Related approaches include distant supervision (using a knowledge base to auto-label text mentions), self-training (a model labels new examples for itself), and semi-supervised methods that combine a small labeled set with a much larger unlabeled set.
The contrast with unlabeled examples is fundamental to understanding what each branch of machine learning does:
| Concept | Has features | Has label | Used by |
|---|---|---|---|
| Labeled example | Yes | Yes | Supervised learning, evaluation |
| Unlabeled example | Yes | No | Unsupervised learning, inference, semi-supervised learning |
| Partially labeled example | Yes | Some labels missing | Semi-supervised, multi-task learning |
Supervised learning needs labeled examples for training and evaluation. Unsupervised learning works directly on unlabeled examples and tries to find structure such as clusters or low-dimensional manifolds. Semi-supervised learning combines a small labeled set with a much larger unlabeled set, using techniques like pseudo-labeling, consistency regularization, and self-training. Self-supervised learning, the approach behind modern foundation models, sidesteps the labeling problem by inventing prediction tasks from the raw data: predict the next word, predict a masked patch of an image, predict whether two sentences are adjacent.

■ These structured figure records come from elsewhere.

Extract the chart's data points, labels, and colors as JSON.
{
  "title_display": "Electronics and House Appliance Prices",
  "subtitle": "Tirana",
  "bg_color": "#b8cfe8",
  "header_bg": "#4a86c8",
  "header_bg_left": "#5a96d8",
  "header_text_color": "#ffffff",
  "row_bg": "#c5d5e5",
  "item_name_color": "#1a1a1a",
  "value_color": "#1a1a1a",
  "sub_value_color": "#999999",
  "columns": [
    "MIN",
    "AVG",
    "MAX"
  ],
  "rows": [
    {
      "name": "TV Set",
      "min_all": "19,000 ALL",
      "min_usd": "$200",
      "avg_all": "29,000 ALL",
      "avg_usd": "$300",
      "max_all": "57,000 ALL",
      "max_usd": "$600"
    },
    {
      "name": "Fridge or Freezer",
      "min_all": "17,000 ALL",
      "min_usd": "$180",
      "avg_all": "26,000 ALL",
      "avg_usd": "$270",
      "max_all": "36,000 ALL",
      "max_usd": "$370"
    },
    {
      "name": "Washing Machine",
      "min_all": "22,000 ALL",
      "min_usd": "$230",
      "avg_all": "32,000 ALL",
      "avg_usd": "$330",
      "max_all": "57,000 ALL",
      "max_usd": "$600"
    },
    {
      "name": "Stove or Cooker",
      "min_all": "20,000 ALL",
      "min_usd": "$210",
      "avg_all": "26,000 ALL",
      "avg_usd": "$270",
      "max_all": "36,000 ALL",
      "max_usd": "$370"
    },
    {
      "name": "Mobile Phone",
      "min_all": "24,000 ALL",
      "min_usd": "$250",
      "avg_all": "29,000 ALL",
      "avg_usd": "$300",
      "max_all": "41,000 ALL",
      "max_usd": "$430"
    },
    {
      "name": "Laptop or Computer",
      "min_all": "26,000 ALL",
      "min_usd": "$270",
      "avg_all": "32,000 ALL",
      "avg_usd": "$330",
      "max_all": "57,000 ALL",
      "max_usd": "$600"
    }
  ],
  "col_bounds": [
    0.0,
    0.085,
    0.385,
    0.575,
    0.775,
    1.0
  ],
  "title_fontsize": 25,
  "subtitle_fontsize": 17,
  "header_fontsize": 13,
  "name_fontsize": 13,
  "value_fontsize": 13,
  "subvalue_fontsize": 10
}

A subtle failure mode is label leakage. This happens when a feature in the training data is actually a downstream consequence of the label, or even a near-duplicate of it. A model trained on such features looks great on the validation set but fails in production, because the leaky feature is not available at prediction time. A 2023 review of leakage in scientific machine learning identified at least 294 affected academic publications across 17 disciplines. Careful definition of what counts as a feature versus what counts as label-adjacent information is a routine part of dataset design.
Imagine you are learning to sort fruit. Your mom shows you a basket and tells you the name of each piece: "that's an apple, that's an orange, that's a banana." Each fruit is an example. The features are what you see and feel: the color, the shape, the smell. The name your mom tells you is the label. After enough rounds, you can sort new fruits on your own.
Machine learning models learn the same way. A labeled example gives the computer both the inputs (features) and the right answer (label) so it can learn the link between them. An unlabeled example is a fruit with no name attached: the computer can still describe it, but to learn what it is, somebody has to do the labeling first.